The US unilaterally imposed sweeping sanctions on Iran’s financial sector in a move that critics say could have unintended consequences, including a detrimental impact on the ability of the Iranian people to access humanitarian resources.
Thursday’s tranche of sanctions — coming less than a month before the US presidential election — are the latest in the Trump administration’s “maximum pressure” campaign that they say is aimed at causing Tehran to change its behavior. That campaign — under which the administration walked away from the Iran nuclear deal — has left the US largely isolated from key European allies.
In a press release, the Treasury Department said it sanctioned 16 banks “for operating in Iran’s financial sector,” one bank “for being owned or controlled by a sanctioned Iranian bank,” and another bank affiliated with the Iranian military.
Under the new sanctions, “all property and interests in property of designated targets that are in the United States or in the possession or control of U.S. persons must be blocked and reported to” the Office of Foreign Assets Control.

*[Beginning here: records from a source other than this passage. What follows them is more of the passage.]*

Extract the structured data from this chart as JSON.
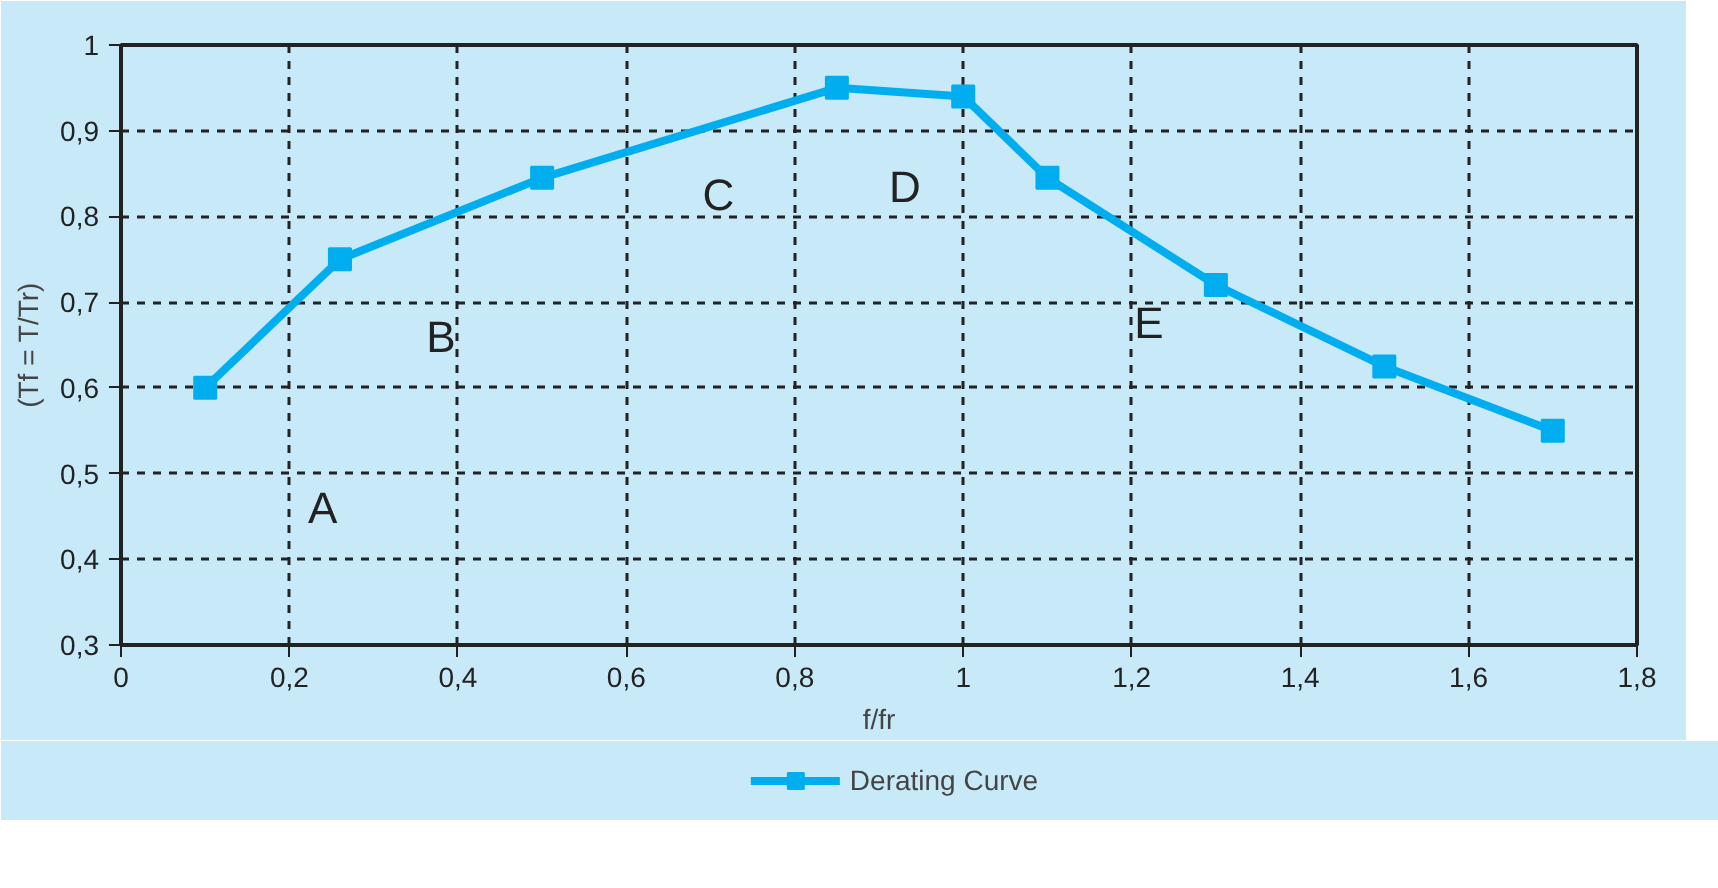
{
  "chart_data": {
    "type": "line",
    "xlabel": "f/fr",
    "ylabel": "(Tf = T/Tr)",
    "x": [
      0.1,
      0.26,
      0.5,
      0.85,
      1.0,
      1.1,
      1.3,
      1.5,
      1.7
    ],
    "series": [
      {
        "name": "Derating Curve",
        "color": "#00aeef",
        "values": [
          0.6,
          0.75,
          0.845,
          0.95,
          0.94,
          0.845,
          0.72,
          0.625,
          0.55
        ]
      }
    ],
    "xlim": [
      0,
      1.8
    ],
    "ylim": [
      0.3,
      1
    ],
    "xticks": [
      0,
      {
        "value": 0.2,
        "label": "0,2"
      },
      {
        "value": 0.4,
        "label": "0,4"
      },
      {
        "value": 0.6,
        "label": "0,6"
      },
      {
        "value": 0.8,
        "label": "0,8"
      },
      1,
      {
        "value": 1.2,
        "label": "1,2"
      },
      {
        "value": 1.4,
        "label": "1,4"
      },
      {
        "value": 1.6,
        "label": "1,6"
      },
      {
        "value": 1.8,
        "label": "1,8"
      }
    ],
    "yticks": [
      {
        "value": 0.3,
        "label": "0,3"
      },
      {
        "value": 0.4,
        "label": "0,4"
      },
      {
        "value": 0.5,
        "label": "0,5"
      },
      {
        "value": 0.6,
        "label": "0,6"
      },
      {
        "value": 0.7,
        "label": "0,7"
      },
      {
        "value": 0.8,
        "label": "0,8"
      },
      {
        "value": 0.9,
        "label": "0,9"
      },
      1
    ],
    "annotations": [
      "A",
      "B",
      "C",
      "D",
      "E"
    ],
    "grid": true,
    "legend": "bottom",
    "marker": "square",
    "line_style": "solid"
  }
}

“In addition, financial institutions and other persons that engage in certain transactions or activities with the sanctioned entities after a 45-day wind-down period may expose themselves to secondary sanctions or be subject to an enforcement action,” the Treasury Department said.
“Today’s action to identify the financial sector and sanction eighteen major Iranian banks reflects our commitment to stop illicit access to U.S. dollars,” Treasury Secretary Steven Mnuchin said in a statement. “Our sanctions programs will continue until Iran stops its support of terrorist activities and ends its nuclear programs.